Effect of Nitrogen Content on Hot Deformation Behavior and Grain Growth in Nuclear Grade 316LN Stainless Steel

1State Key Laboratory of Metastable Materials Science and Technology, Yanshan University, Qinhuangdao 066004, China
2China First Heavy Industries, Qiqihar 161042, China
3Key Laboratory of Advanced Forging & Stamping Technology and Science Yanshan University, Ministry of Education of China, Qinhuangdao 066004, China

Received 1 July 2015; Accepted 11 August 2015

Academic Editor: Jörg M. K. Wiezorek

Copyright © 2015 Ming-wei Guo et al. This is an open access article distributed under the Creative Commons Attribution License, which permits unrestricted use, distribution, and reproduction in any medium, provided the original work is properly cited.

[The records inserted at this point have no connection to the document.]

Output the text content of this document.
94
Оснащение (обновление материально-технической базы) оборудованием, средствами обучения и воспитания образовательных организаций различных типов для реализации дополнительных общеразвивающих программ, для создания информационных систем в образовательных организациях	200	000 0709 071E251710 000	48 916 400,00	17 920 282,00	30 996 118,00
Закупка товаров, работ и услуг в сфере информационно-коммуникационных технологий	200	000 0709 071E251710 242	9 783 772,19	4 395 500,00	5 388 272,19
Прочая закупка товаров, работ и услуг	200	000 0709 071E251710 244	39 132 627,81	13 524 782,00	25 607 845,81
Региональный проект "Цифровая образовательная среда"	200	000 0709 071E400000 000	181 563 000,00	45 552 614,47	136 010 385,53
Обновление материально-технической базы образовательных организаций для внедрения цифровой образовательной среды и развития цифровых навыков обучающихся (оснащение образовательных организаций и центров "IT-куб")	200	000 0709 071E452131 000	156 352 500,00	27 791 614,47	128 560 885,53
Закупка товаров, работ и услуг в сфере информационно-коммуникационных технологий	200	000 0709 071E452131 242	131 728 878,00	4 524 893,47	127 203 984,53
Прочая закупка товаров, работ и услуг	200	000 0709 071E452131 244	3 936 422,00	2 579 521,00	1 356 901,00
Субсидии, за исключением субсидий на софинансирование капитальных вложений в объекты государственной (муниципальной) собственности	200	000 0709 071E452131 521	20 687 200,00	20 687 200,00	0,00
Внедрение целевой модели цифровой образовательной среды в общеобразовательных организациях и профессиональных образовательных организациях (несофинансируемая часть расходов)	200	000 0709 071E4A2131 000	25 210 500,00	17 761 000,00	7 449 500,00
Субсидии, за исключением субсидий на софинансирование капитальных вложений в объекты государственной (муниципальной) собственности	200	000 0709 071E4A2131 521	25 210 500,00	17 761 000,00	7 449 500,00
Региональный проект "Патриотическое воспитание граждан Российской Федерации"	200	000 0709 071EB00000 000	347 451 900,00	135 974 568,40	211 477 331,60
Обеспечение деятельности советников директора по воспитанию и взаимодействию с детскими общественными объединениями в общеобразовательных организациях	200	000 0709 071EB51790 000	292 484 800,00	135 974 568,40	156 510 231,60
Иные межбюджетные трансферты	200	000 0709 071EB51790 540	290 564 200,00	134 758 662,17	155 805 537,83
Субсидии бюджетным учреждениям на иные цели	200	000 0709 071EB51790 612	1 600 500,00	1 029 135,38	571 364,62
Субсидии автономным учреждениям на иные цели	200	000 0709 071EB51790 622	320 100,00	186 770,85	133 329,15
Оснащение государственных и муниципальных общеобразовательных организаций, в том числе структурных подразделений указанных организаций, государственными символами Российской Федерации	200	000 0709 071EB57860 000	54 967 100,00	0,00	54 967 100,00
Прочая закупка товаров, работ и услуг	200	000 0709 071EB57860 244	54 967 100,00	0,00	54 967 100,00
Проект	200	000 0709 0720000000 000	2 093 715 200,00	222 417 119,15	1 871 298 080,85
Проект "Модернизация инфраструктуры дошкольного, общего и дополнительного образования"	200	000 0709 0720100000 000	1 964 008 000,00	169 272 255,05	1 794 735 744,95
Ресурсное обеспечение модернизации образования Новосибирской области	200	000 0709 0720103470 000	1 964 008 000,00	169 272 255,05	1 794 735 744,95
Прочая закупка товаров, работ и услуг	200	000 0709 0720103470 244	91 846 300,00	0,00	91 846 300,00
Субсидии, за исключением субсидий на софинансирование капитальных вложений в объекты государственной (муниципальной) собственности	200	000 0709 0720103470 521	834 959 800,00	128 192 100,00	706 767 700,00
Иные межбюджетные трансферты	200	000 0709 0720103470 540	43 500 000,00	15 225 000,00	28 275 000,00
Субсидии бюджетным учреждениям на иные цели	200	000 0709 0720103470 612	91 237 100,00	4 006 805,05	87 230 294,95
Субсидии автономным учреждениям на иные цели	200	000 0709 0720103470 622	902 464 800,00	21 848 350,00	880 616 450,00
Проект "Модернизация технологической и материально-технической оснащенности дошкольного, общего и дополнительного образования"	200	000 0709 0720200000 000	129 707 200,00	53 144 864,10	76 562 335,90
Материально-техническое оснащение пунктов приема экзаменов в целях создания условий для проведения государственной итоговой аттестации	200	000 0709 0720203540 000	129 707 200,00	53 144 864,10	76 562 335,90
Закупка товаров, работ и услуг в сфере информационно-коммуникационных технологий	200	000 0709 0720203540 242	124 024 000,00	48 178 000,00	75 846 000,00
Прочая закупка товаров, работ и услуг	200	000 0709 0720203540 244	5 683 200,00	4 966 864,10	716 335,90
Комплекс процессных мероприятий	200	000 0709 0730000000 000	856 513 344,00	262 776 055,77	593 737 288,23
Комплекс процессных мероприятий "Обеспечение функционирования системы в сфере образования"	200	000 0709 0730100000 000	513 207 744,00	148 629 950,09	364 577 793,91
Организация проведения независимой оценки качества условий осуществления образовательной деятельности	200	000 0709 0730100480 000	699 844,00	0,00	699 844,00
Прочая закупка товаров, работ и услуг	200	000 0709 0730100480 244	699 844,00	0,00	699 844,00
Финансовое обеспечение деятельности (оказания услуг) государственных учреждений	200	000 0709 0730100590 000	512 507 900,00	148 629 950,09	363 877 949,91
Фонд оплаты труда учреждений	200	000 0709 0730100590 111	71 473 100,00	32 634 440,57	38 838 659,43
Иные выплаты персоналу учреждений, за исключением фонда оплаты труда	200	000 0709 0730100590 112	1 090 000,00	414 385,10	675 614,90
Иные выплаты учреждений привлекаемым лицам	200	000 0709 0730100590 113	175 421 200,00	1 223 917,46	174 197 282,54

316LN stainless steel with 0.08%N (08N) and 0.17%N (17N) was compressed at 1073–1473 K and 0.001–10 s−1. The hot deformation behavior was investigated using stress-strain curve analysis, processing maps, and so forth. The microstructure was analyzed through electron backscatter diffraction analysis. Under most conditions, the deformation resistance of 17N was higher than that of 08N. This difference became more pronounced at lower temperatures. The strain rate sensitivity increased with increasing temperature for types of steel. In addition, the higher the N content, the higher the strain rate sensitivity. Hot deformation activation energy increased from 487 kJ/mol to 549 kJ/mol as N concentration was increased from 0.08% to 0.17%. The critical strain for initiation of dynamic recrystallization was lowered with increasing N content. In the processing maps, both power dissipation ratio and unstable region increased with increasing N concentration. In terms of microstructure evolution, N promoted dynamic recrystallization kinetic and decreased dynamic recrystallization grain size. The grain growth rate was lower in 17N than in 08N during heat treatment. Finally, it was found that N favored twin boundary formation.